Record Hurricane Season Goes Out with a Bang
The busiest hurricane season on record brought the most intense Atlantic storm ever recorded and ran several days beyond its official Nov. 30 end, while scientists provided the first solid evidence that global warming might be fueling more powerful storms. These were all big stories in and of themselves, yet none will stick with us like the memory of Katrina, the most destructive storm ever to strike the United States and a long-predicted nightmare for resident of New Orleans. Nature's wrath forced scientists and officials to assess preparedness for other dramatic natural threats the country could face.
The formation of tropical storm Epsilon far out in the Atlantic Tuesday is a fitting bookend to the busiest hurricane season ever recorded.
This season, which began June 1, started out as the busiest on record, with 4 named storms by July 5.
It soon got worse.
Hurricanes Katrina and Rita were the most devastating highlights. Katrina has been called the most destructive U.S. storm ever.
Epsilon, No. 26 for those keeping track, is destined to head northeast and die over open water. But it is a rare storm, forming in the final moments of the season, which officially ends Nov. 30. The rarity only adds to what was by all accounts an unusual year.
The season included 26 named storms, the most ever. Of those, 13 became hurricanes; again, the most ever. Seven major hurricanes formed, being Category 3 or stronger. Four of those major hurricanes made landfall in the United States -- another record.
And finally, 2005 saw an unprecedented three storms reach Category 5 status.
More to come
And now the bad news: This year was part of a natural active cycle that began in 1995 and is expected to continue. Even worse, storm intensity may be increasing due to global warming, some scientists believe. And warmer seas may also be fueling more of the major hurricanes.
"Arguably, it was the most devastating hurricane season the country has experienced in modern times,” said Conrad C. Lautenbacher, Jr., the administrator of NOAA, the parent organization to the National Weather Service and the National Hurricane Center. “I’d like to foretell that next year will be calmer, but I can’t. Historical trends say the atmosphere patterns and water temperatures are likely to force another active season upon us.”
Long term conditions such as warmer-than-average sea-surface temperatures and low wind shear in the upper atmosphere are among the factors expected to fuel activity in coming years, forecasters say.
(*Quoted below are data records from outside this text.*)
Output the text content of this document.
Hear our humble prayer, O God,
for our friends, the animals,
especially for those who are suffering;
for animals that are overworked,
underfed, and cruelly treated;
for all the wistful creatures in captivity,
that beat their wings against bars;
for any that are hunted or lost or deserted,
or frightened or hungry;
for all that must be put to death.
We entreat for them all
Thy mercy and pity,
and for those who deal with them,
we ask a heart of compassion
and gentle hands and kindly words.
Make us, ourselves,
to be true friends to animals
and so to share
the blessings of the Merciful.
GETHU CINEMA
"Evidence of this active cycle was demonstrated this year as the Atlantic Basin produced the equivalent of more than two entire hurricane seasons over the course of one," David L. Johnson, director of the National Weather Service. "Because we are in an active hurricane era, it's important to recognize that with a greater number of hurricanes comes increasing odds of one striking land."
So busy ...
This year was so busy the Hurricane Center ran out of names and had to switch to the Greek alphabet for the first time. A handful of letters are not used in the regular list of 21 names.
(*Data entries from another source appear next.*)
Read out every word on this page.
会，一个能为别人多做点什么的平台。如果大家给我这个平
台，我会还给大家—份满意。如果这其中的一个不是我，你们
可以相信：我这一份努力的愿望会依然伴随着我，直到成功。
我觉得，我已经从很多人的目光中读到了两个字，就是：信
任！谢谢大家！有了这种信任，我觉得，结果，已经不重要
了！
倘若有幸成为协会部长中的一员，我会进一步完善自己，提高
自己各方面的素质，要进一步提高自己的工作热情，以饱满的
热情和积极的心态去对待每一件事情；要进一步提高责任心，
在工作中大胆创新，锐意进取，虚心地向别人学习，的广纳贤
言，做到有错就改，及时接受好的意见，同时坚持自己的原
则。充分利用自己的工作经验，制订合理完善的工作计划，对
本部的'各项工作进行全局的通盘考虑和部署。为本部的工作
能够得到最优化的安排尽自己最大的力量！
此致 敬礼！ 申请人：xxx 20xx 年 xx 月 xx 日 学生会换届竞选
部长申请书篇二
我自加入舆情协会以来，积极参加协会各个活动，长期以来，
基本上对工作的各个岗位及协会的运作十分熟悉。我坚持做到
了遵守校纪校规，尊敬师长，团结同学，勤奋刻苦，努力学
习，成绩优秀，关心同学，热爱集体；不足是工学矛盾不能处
Hurricane Wilma, which exhausted the standard list of 21 names, set its own record. It was briefly the strongest hurricane ever recorded.
Tropical Storm Alpha and Hurricane Beta hit the Dominican Republic and Nicaragua, respectively. Tropical Storm Gamma brought deadly flooding to parts of Central America. Tropical Storm Delta largely stayed over open water then moved across the Canary Islands off the northwest coast of Africa.